Extended Data Fig. 1: Drosophila dOCRL displays a PI(4,5)P2 phosphatase activity in vitro.
From: Inducible depletion of PI(4,5)P2 by the synthetic iDePP system in Arabidopsis
a, Alignment of (i) Homo sapiens OCRL (HsOCRL or OCRL1) truncation (HsOCRL234-539) successfully used in optogenetic systems in mammalian cells, and (ii) of Drosophila melanogaster dOCRL. We were concerned that this domain, that underwent natural selection in an endotherm organism with set-point temperature of 37 °C, would be less active in Arabidopsis thaliana, a plant of temperate climate which we usually grow at 21 °C. Therefore, we decided to use the phosphatase domain of dOCRL, Drosophila melanogaster homolog, as Drosophila are ectotherm and live at ~ 20 °C. Alignment of OCRL1234-539 and dOCRL allowed us to identify dOCRL168-509 as the homolog region of OCRL1 generally used in optogenetic systems. b, Coomassie blue staining monitoring purification of recombinant dOCRL phosphatase domain (His-SUMO-dOCRL168-509-His) from Escherichia coli. We first assessed dOCRL activity, which has not been reported so far, even though in vivo data suggest a conserved PI(4,5)P2 5-phosphatase activity. We ordered a synthetic gene corresponding to dOCRL168-509 and codon optimized for expression in Arabidopsis. We cloned a recombinant dOCRL protein (His-SUMO-dOCRL168-509-His) tagged with two 6-histidine tags and a SUMO tag, making it suitable for expression in Escherichia coli and purification.
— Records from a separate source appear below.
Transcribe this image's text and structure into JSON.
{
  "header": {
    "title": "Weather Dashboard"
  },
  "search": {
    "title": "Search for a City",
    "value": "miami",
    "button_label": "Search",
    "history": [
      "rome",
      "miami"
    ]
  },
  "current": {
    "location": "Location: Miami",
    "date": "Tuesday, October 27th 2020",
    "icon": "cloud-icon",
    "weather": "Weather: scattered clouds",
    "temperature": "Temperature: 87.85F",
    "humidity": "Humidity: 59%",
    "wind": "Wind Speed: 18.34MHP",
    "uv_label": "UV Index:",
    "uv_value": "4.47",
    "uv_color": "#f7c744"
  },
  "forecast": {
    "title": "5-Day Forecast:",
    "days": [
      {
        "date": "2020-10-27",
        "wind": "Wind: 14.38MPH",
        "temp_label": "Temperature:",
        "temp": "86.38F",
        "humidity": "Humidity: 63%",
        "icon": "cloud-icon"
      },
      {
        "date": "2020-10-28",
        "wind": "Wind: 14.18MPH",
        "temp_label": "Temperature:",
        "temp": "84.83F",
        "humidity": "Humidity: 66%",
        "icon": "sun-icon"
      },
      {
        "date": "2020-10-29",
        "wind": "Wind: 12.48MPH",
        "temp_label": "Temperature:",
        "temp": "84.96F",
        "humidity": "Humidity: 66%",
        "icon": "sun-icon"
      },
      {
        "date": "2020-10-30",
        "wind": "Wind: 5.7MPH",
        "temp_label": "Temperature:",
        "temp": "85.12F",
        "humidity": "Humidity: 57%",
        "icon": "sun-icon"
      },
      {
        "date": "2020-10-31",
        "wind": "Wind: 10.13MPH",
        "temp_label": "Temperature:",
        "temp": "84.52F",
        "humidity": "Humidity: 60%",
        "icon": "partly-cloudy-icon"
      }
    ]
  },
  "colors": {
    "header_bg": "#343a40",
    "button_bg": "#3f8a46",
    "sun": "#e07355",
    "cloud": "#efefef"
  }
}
We purified His-SUMO-dOCRL168-509-His using a cobalt resin-based affinity chromatography and protein concentration IN: input, lysate of bacteria induced for the expression of His-SUMO- dOCRL168-509-His; FL: flow through; W: wash; E1 to E3: elution fraction 1 to 3; C1 and C2: concentrated fractions from pulled E1, E2 and E3. C1 and C2 were obtained separately on different days. His-SUMO-dOCRL168-509-His expected molecular weight is 54.8 kD; 3 Replicates (c) Malachite green phosphatase assay on His-SUMO-dOCRL169-509-His using short chain water-soluble phosphoinositides. We subjected the purified protein fractions C1 and C2 to Malachite Green Phosphatase assays, that detects phosphate released by dephosphorylations, in presence of short chain (diC:8) water-soluble phosphoinositides. Note that we only assessed dOCRL168-509 activity toward phosphoinositides reported in plant cells. Replicate 1 correspond to C1 fraction. Replicate 2 to C2 fractions. Mock: no phosphoinositide added.